In this article, Catia Folgore, Kidnap and Ransom product champion at iTOO, chats to a consultant that has private sector experience supporting commercial, government and military clients, Allum specialises in security intelligence and liaison, and has knowledge of protective security and operationalists.
Kidnapping for ransom and extortion is fast becoming a lucrative business in South Africa, as the current tough economic conditions make people increasingly desperate to make a quick buck. The Global Initiative Against Transnational Organised Crime (GI-TOC) report found that the number of kidnappings has grown alarmingly over the past year, with an average of 1 143 kidnappings per month reported during the first half of 2022 compared with 700 cases per month in 2021.
As the number of kidnappings increases, operations have also become increasingly sophisticated and organised. The level of skill and coordination among these criminal groups has noticeably enhanced their operations, including having spotters, abductors, communicators and negotiators. Their ability to conduct surveillance on potential targets for an extended period, sometimes up to six months, also showcases a high degree of planning and patience. However, there are still some kidnappings that are opportunistic and highlight the unpredictability of these crimes.
The increase in both premeditated and opportunistic kidnappings across a broad spectrum of people – from ordinary citizens to business leaders to high net-worth individuals – is a distressing trend. It’s alarming to see that even relatively small ransoms of around R500 000 or less have been demanded, as long as there are family members or friends who can raise the money for the victim’s release. The highest kidnapping ransoms in South Africa have reached staggering amounts of between R72 000 000 to R150 000 000, primarily in major cities like Johannesburg, Cape Town, Durban and Polokwane.

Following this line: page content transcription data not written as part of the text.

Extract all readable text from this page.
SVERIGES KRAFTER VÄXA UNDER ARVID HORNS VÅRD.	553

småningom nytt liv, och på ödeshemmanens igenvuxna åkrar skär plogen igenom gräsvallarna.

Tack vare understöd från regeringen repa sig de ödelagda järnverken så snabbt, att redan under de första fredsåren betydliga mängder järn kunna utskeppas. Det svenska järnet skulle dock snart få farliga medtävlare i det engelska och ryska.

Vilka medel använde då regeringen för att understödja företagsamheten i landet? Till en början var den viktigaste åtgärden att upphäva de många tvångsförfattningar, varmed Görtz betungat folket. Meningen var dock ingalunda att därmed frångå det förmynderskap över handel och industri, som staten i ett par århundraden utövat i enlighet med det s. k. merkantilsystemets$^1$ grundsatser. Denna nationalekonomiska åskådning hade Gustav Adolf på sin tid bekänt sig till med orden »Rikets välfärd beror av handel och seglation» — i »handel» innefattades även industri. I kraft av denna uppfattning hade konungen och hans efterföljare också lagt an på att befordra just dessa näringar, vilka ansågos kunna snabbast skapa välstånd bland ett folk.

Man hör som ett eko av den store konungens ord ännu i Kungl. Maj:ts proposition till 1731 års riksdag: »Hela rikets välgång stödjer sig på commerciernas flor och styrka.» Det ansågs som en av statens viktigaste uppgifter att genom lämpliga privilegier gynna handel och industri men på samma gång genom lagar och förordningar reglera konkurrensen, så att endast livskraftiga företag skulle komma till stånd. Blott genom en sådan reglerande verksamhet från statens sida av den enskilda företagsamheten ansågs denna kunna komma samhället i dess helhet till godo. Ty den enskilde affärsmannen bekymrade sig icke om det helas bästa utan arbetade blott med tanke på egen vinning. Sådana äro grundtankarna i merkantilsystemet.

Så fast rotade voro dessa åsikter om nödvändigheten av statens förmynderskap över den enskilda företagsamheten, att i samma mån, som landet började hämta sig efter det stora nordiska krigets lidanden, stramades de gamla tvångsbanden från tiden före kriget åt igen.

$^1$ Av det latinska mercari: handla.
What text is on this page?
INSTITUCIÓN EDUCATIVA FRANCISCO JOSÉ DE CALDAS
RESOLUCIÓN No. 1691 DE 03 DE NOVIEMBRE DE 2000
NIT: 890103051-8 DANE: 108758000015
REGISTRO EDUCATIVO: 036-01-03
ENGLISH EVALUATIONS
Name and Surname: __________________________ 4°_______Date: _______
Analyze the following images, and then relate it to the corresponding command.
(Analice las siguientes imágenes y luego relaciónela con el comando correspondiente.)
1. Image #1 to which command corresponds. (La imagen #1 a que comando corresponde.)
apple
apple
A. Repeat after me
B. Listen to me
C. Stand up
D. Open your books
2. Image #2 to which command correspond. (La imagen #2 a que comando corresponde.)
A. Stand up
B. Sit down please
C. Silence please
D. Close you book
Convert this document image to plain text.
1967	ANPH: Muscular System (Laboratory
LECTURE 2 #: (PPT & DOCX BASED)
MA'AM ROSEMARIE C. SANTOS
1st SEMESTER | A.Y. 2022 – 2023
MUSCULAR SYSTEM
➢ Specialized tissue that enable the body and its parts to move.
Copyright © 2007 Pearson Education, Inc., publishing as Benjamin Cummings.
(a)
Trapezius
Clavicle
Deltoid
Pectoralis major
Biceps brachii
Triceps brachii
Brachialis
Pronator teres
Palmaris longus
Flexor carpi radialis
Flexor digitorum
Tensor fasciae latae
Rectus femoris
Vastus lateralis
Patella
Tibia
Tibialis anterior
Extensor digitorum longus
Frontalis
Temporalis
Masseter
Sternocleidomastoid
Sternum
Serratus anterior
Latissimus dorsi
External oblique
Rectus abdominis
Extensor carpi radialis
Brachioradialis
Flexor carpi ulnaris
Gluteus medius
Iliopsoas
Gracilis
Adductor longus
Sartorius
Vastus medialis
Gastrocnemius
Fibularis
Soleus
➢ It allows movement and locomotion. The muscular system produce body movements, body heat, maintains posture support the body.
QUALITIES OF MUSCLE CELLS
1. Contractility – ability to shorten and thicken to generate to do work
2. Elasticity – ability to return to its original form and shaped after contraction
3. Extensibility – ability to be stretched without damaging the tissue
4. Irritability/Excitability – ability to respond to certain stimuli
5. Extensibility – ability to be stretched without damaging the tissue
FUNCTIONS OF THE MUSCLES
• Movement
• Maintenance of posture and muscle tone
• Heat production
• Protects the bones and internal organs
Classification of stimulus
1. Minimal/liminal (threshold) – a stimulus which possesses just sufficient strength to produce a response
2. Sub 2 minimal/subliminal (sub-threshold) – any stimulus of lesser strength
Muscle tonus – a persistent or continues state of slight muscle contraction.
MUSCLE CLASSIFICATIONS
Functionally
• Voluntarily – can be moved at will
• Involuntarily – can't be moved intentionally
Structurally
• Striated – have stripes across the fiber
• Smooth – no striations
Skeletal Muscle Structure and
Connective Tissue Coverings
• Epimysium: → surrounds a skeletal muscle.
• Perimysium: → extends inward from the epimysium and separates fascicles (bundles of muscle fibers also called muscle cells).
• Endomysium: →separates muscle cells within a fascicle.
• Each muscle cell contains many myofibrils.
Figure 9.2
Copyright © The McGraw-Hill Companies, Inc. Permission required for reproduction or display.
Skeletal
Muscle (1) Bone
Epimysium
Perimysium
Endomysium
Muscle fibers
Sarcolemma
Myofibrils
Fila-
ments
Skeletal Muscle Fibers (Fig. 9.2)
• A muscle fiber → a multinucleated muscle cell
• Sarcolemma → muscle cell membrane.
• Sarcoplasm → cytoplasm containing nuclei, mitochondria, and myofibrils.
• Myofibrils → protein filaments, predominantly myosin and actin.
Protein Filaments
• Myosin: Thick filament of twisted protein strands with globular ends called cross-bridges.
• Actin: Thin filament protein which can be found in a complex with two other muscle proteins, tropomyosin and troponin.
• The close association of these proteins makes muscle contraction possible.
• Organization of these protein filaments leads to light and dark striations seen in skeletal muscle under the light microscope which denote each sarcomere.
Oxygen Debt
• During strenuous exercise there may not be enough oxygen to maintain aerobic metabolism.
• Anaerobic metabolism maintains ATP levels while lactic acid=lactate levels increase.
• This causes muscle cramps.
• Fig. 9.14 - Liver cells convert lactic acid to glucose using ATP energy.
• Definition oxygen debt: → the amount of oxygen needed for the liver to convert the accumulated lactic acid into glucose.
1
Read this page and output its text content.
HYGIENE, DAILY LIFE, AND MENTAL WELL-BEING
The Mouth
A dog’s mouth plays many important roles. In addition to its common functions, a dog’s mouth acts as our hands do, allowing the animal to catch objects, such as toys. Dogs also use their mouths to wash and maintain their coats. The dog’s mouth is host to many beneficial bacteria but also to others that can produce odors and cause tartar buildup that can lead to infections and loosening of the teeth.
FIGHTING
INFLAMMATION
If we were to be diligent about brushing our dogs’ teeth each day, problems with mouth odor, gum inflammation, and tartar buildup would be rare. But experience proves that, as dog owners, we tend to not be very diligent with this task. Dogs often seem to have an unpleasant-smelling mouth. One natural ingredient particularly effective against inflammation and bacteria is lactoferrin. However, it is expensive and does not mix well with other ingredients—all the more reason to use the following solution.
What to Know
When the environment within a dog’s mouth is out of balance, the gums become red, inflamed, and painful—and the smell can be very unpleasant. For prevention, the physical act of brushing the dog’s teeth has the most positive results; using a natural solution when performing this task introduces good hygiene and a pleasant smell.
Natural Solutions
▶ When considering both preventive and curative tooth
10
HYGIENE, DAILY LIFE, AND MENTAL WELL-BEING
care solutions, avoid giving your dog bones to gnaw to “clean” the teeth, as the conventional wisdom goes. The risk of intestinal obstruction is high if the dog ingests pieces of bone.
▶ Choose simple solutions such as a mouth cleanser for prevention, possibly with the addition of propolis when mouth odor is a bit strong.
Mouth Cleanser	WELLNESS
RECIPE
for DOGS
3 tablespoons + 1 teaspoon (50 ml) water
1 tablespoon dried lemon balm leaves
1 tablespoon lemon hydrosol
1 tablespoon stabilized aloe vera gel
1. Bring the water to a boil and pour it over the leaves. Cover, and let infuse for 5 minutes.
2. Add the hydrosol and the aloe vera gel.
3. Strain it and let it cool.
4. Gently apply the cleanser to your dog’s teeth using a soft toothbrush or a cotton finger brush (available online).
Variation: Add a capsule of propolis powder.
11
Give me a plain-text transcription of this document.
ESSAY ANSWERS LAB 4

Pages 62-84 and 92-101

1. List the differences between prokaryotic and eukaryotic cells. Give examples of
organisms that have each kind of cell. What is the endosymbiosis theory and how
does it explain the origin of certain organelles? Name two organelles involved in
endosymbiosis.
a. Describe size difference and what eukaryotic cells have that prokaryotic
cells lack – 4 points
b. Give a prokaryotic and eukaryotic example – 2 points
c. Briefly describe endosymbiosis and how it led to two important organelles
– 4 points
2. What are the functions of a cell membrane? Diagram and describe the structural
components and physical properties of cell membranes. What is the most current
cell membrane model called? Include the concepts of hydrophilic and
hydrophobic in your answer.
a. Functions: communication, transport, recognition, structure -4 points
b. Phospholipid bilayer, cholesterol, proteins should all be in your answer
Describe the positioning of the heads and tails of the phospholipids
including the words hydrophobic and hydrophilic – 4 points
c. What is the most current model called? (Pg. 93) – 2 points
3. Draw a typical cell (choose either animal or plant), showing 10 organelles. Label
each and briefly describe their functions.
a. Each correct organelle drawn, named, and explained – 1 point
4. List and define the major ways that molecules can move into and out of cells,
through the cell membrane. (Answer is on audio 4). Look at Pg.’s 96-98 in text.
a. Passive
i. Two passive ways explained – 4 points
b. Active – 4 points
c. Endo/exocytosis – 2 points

It’s crucial for individuals and businesses to be aware of these kidnapping risks and take appropriate security measures to protect themselves and families in such situations. So what should you know?
Premeditated kidnappings involve a meticulously planned and sophisticated approach by criminal gangs. These criminals invest significant time and effort into studying their target, including the target’s pattern and family. This is completed through surveillance and allows them to gather the necessary information to carry out the crime successfully. Once the victim is unlawfully taken, they’re often held in a concealed location.
The negotiation phase can extend for up to six days and is a critical part of these premeditated kidnappings, as it determines how much ransom the criminal group can receive from the incident. During this period, the kidnappers establish contact with the victim’s family to initiate ransom negotiations.
Opportunistic kidnappings are more spontaneous and less sophisticated and typically involve criminal groups that operate with lower levels of planning and organisation. These groups often hang around in areas and seize an opportunity when it arises. Opportunistic kidnappings can take various forms, such as hijackings or snatching individuals, where the primary goal is either to secure a quick ransom or steal material possessions for later resale.
These kinds of kidnappings are considered low risk and low reward compared to more elaborate kidnapping operations. Due to the lack of background information about the victims, they’re usually completed more swiftly, which can make them more unpredictable and potentially more dangerous. It’s important for individuals to remain vigilant and take precautions to reduce their vulnerability to such opportunistic crimes.
Kidnapping across Africa
Kidnapping styles and treatment of victims differs across various African countries. In South Africa, kidnappers often resort to violence to gain possession of victims, their valuables, and to extort ransoms. Unfortunately, this results in victims suffering physical and mental harm that often requires medical and psychological support.
In contrast, other African countries like Mozambique and Nigeria seem to have a different approach, where kidnappings are conducted with less violence. Victims may be restrained, typically with their wrists and feet bound, but they’re often released unharmed once the ransom is received. In these cases, victims are typically provided with basic necessities like food and water during their captivity.
Combatting kidnapping: a multi-faceted approach
The South African Police Service has made efforts to combat crimes including kidnapping, with an increase in checkpoints to target illegal weapons and stolen vehicles. It’s a complex situation due to the level of corruption within the police force, where some officers may be involved with criminal elements thus hindering initiatives put in place. The element of corruption not only undermines law enforcement efforts but also erodes public trust.
Combatting kidnapping requires a multi-faceted approach that includes not only law enforcement efforts but also addresses the root causes of crime, such as socio-economic disparities and educational opportunities. It’s crucial for both the government and civil society to work together to create a safer and more secure environment for all South Africans.
Globally, organisations exist that assist victims of kidnappings, extortion and other crimes. These organisations provide specialised services related to coercive crimes including kidnappings, threats to life, wrongful detentions and the search for missing persons. The organisation’s focus on both pre-incident and post-incident advisory services is crucial, as prevention and crisis resolution are equally important in the field of coercive crimes.
Such organisations play a vital role in providing expertise, guidance and support to individuals and businesses facing these challenging circumstances, contributing to improved safety and security in an increasingly complex world.